Generally, you can claim vehicle deductions as a business owner or self-employed taxpayer.
If you own a business or are self-employed and use a vehicle for business, you may deduct car expenses on your corporate tax return. If a taxpayer uses the car for both business and personal purposes, the expenses must be split. The deduction is based on the portion of mileage used for business.
You may deduct vehicle expenses in one of two ways.
1. Actual expenses
- a. Depreciation
- b. Lease payments
- c. Gas and oil
- d. Tires
- e. Repairs and tune-ups
- f. Insurance
- g. Registration fees
Your deduction for actual expenses is based on the percentage of business use. If for example you use your car 80% for business and drive it 20% personally, you may write off 80% of your qualified expenses.
2. Standard mileage rate
Taxpayers who want to use the standard mileage rate for a car they own must choose to use this method in the first year the car is available for use in their business.

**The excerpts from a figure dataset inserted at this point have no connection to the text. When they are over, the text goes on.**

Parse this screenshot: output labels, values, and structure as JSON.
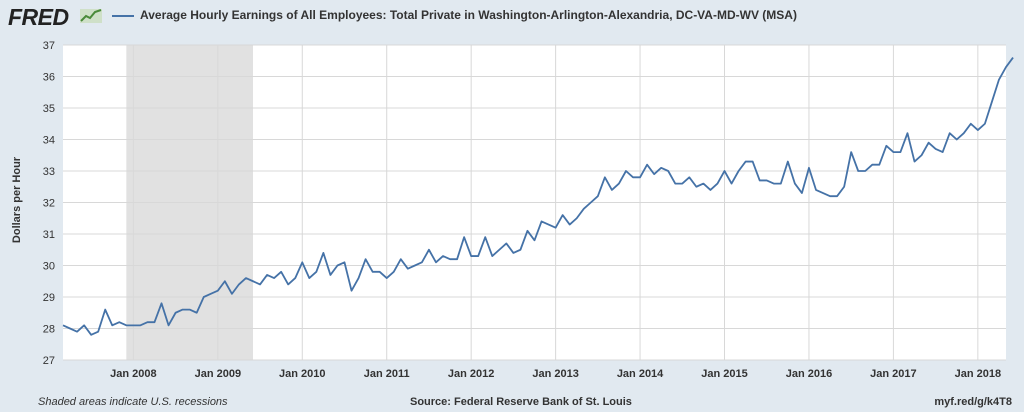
{
  "header": {
    "logo": "FRED",
    "logo_icon": "line-chart-icon",
    "series_title": "Average Hourly Earnings of All Employees: Total Private in Washington-Arlington-Alexandria, DC-VA-MD-WV (MSA)"
  },
  "footer": {
    "note": "Shaded areas indicate U.S. recessions",
    "source": "Source: Federal Reserve Bank of St. Louis",
    "link": "myf.red/g/k4T8"
  },
  "colors": {
    "background": "#e1e9f0",
    "plot_background": "#ffffff",
    "line": "#4572a7",
    "recession": "#e1e1e1",
    "grid": "#d8d8d8"
  },
  "chart_data": {
    "type": "line",
    "title": "Average Hourly Earnings of All Employees: Total Private in Washington-Arlington-Alexandria, DC-VA-MD-WV (MSA)",
    "ylabel": "Dollars per Hour",
    "xlabel": "",
    "ylim": [
      27,
      37
    ],
    "yticks": [
      27,
      28,
      29,
      30,
      31,
      32,
      33,
      34,
      35,
      36,
      37
    ],
    "xlim": [
      "2007-03",
      "2018-05"
    ],
    "xticks": [
      "Jan 2008",
      "Jan 2009",
      "Jan 2010",
      "Jan 2011",
      "Jan 2012",
      "Jan 2013",
      "Jan 2014",
      "Jan 2015",
      "Jan 2016",
      "Jan 2017",
      "Jan 2018"
    ],
    "grid": true,
    "recessions": [
      {
        "start": "2007-12",
        "end": "2009-06"
      }
    ],
    "series": [
      {
        "start": "2007-03",
        "frequency": "monthly",
        "values": [
          28.1,
          28.0,
          27.9,
          28.1,
          27.8,
          27.9,
          28.6,
          28.1,
          28.2,
          28.1,
          28.1,
          28.1,
          28.2,
          28.2,
          28.8,
          28.1,
          28.5,
          28.6,
          28.6,
          28.5,
          29.0,
          29.1,
          29.2,
          29.5,
          29.1,
          29.4,
          29.6,
          29.5,
          29.4,
          29.7,
          29.6,
          29.8,
          29.4,
          29.6,
          30.1,
          29.6,
          29.8,
          30.4,
          29.7,
          30.0,
          30.1,
          29.2,
          29.6,
          30.2,
          29.8,
          29.8,
          29.6,
          29.8,
          30.2,
          29.9,
          30.0,
          30.1,
          30.5,
          30.1,
          30.3,
          30.2,
          30.2,
          30.9,
          30.3,
          30.3,
          30.9,
          30.3,
          30.5,
          30.7,
          30.4,
          30.5,
          31.1,
          30.8,
          31.4,
          31.3,
          31.2,
          31.6,
          31.3,
          31.5,
          31.8,
          32.0,
          32.2,
          32.8,
          32.4,
          32.6,
          33.0,
          32.8,
          32.8,
          33.2,
          32.9,
          33.1,
          33.0,
          32.6,
          32.6,
          32.8,
          32.5,
          32.6,
          32.4,
          32.6,
          33.0,
          32.6,
          33.0,
          33.3,
          33.3,
          32.7,
          32.7,
          32.6,
          32.6,
          33.3,
          32.6,
          32.3,
          33.1,
          32.4,
          32.3,
          32.2,
          32.2,
          32.5,
          33.6,
          33.0,
          33.0,
          33.2,
          33.2,
          33.8,
          33.6,
          33.6,
          34.2,
          33.3,
          33.5,
          33.9,
          33.7,
          33.6,
          34.2,
          34.0,
          34.2,
          34.5,
          34.3,
          34.5,
          35.2,
          35.9,
          36.3,
          36.6
        ]
      }
    ]
  }
}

Taxpayers who want to use the standard mileage rate for a car they lease must use it for the entire lease period.
The standard mileage rate for 2021 is 56 cents per mile driven for business use.

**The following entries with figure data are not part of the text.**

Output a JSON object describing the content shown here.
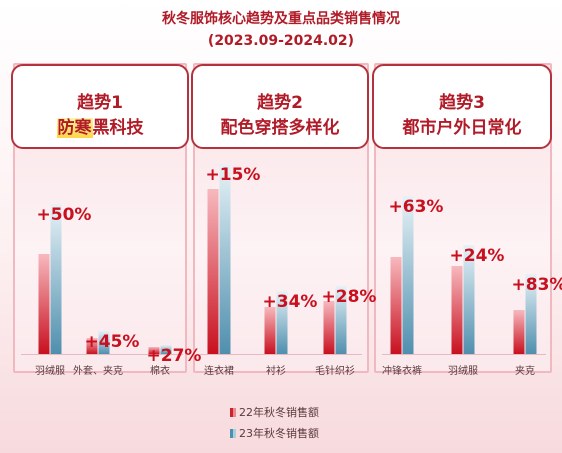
{
  "header": {
    "title": "秋冬服饰核心趋势及重点品类销售情况",
    "subtitle": "(2023.09-2024.02)"
  },
  "panels": [
    {
      "line1": "趋势1",
      "line2_highlight": "防寒",
      "line2_rest": "黑科技"
    },
    {
      "line1": "趋势2",
      "line2_highlight": "",
      "line2_rest": "配色穿搭多样化"
    },
    {
      "line1": "趋势3",
      "line2_highlight": "",
      "line2_rest": "都市户外日常化"
    }
  ],
  "legend": {
    "series_22": "22年秋冬销售额",
    "series_23": "23年秋冬销售额"
  },
  "colors": {
    "accent": "#b01b28",
    "series_22": "#d0202e",
    "series_23": "#7fb3c8"
  },
  "chart_data": {
    "type": "bar",
    "title": "秋冬服饰核心趋势及重点品类销售情况",
    "subtitle": "(2023.09-2024.02)",
    "series_names": [
      "22年秋冬销售额",
      "23年秋冬销售额"
    ],
    "groups": [
      {
        "name": "趋势1 防寒黑科技",
        "items": [
          {
            "category": "羽绒服",
            "v22": 100,
            "v23": 150,
            "growth": "+50%"
          },
          {
            "category": "外套、夹克",
            "v22": 16,
            "v23": 23,
            "growth": "+45%"
          },
          {
            "category": "棉衣",
            "v22": 7,
            "v23": 9,
            "growth": "+27%"
          }
        ]
      },
      {
        "name": "趋势2 配色穿搭多样化",
        "items": [
          {
            "category": "连衣裙",
            "v22": 165,
            "v23": 190,
            "growth": "+15%"
          },
          {
            "category": "衬衫",
            "v22": 47,
            "v23": 63,
            "growth": "+34%"
          },
          {
            "category": "毛针织衫",
            "v22": 53,
            "v23": 68,
            "growth": "+28%"
          }
        ]
      },
      {
        "name": "趋势3 都市户外日常化",
        "items": [
          {
            "category": "冲锋衣裤",
            "v22": 97,
            "v23": 158,
            "growth": "+63%"
          },
          {
            "category": "羽绒服",
            "v22": 88,
            "v23": 109,
            "growth": "+24%"
          },
          {
            "category": "夹克",
            "v22": 44,
            "v23": 80,
            "growth": "+83%"
          }
        ]
      }
    ]
  }
}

Your deduction for actual expenses is based on the percentage of business use. If for example you use your car 60% for business and drive it 40% personally, you may write off 60% of your qualified expenses.
Regardless of which method you use, keep detailed records as proof in case the IRS challenges your deductions. You must record each business trip, including the date, location, distance, and business purpose.

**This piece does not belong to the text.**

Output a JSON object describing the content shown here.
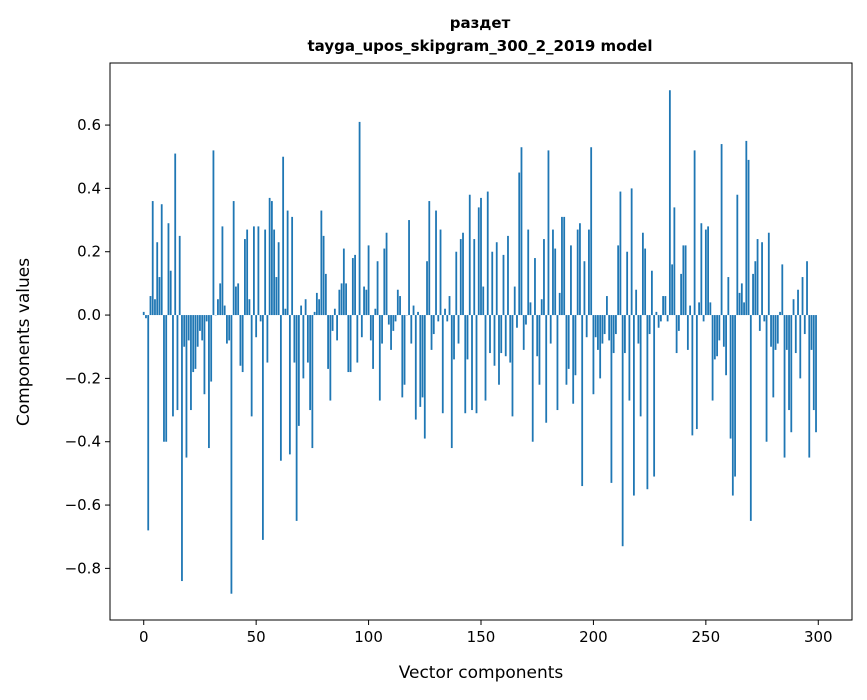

Additionally, you may claim Section 179 deduction. You can elect to recover all or part of the cost of a car that is qualifying section 179 property, up to a limit, by deducting it in the year you place the property in service.
How much can you deduct?
Example: A business owner purchased a new car in April 2021 for $24,500 and used it 60% for business. Based on his business usage, the total cost of the car that qualifies for the section 179 deduction is $14,700 ($24,500 cost × 60% (0.60) business use)
What is a qualified car?
To be qualified property, the car (including the truck or van) must meet all of the following tests.
- You acquired the car after September 27, 2017, but only if no written binding contract to acquire the car existed before September 28, 2017
- You acquired the car new or used.
- You placed the car in service in your trade or business before January 1, 2027.
- You used the car more than 50% in a qualified business use during the tax year.
Maximum Depreciation Deduction for Passenger Automobiles (Including Trucks and Vans) acquired after September 27, 2017, and placed in service during 2018 or later are as follows:
2019-2020, deduction is $18,100 for the 1st Year, $16,100 for the 2nd Year, $9,700 for the 3rd Year and $5,760 for the 4th & Later Years
2018, deduction is $18,000 for the 1st Year, $16,000 for the 2nd Year, $9,600 for the 3rd Year and $5,760 for the 4th & Later Years
If you purchase a heavy duty SUV instead of a passenger vehicle, you may qualify for a deduction of up to $25,000. Moreover, a lease of a car instead of buying is also in line for generous write-offs.